Details of the August 12 incident emerged in the Manukau District Court yesterday when two men, aged 23 and 22, and a 15-year-old appeared before Judge David Harvey.
The men can be named by newspapers, TV and radio but not online following an unusual suppression order by Judge Harvey. The men are named and photographed in today's print edition of the Herald.
John Hapeta was celebrating his friend's 15th birthday at his home in Justamere Place, Weymouth, when the attack occurred.
The two men were charged with murdering John, threatening to kill, assault with intent to rob and using a pistol to commit a crime.
The 15-year-old, who cannot be named because of his age, appeared in the Manukau Youth Court. He is charged alongside the two men with using a pistol to commit a crime and assaulting John with intent to rob him.
The young men stood silently during their brief appearance with their arms either folded or behind their backs while Judge Harvey discussed media applications to film and photograph them.

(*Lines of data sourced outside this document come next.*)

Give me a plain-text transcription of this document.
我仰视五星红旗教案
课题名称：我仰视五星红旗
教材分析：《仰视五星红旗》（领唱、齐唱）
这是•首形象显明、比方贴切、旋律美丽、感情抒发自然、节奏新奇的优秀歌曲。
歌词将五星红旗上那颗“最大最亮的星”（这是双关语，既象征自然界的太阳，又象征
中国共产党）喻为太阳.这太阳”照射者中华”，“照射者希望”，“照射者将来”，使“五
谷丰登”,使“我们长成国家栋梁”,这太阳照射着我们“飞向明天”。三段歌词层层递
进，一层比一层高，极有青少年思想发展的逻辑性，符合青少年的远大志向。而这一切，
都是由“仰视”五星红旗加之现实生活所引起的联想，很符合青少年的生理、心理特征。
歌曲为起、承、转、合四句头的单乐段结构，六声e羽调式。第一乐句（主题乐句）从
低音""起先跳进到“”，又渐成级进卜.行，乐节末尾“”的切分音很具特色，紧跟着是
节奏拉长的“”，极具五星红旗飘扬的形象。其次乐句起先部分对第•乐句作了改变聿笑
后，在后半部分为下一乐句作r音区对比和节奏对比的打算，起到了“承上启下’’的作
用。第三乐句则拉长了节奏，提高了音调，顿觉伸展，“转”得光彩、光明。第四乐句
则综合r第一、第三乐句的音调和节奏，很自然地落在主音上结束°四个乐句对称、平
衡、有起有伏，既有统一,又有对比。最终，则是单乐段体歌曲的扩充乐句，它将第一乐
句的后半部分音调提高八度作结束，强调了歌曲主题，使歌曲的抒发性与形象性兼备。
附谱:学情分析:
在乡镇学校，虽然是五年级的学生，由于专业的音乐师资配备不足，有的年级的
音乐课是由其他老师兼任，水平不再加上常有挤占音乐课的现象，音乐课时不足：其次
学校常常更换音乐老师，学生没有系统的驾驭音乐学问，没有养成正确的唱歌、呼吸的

All three were remanded in custody until their next court appearance on Friday.
Police allege the three went to John's home on August 12 with the intention of robbing what they thought was a "tinnie" house.
The draft police summary of facts said the two men pulled black bandannas over their faces and walked up to the house, confronted a man and allegedly shouted, "Where's the drugs, where's the drugs?"
Hearing a noise, John's parents came out of the house, only to have one of the men point the pistol at them and order them back inside.
According to the summary, the other man grabbed John, forcing him to the ground, and shouted: "Where are the tinnies, where are the tinnies?" He then allegedly struck him with the hammer, causing a large cut on his forehead, before hitting him again on the back of the head. The force of the blow fractured his skull and caused a deep depression 15mm deep in the shape of the hammer head in his brain.
There was tight security at court as the families of John and the defendants filled the public gallery.
Outside the court, Hapeta family spokesman Aaron Hapeta said there was relief that arrests had been made. The family were still grieving the loss of a loved son who had been taken from them at such a young age.
"He was loved by his parents and was well liked. We would just prefer not to be talking about him in past tense and wish he was still with us."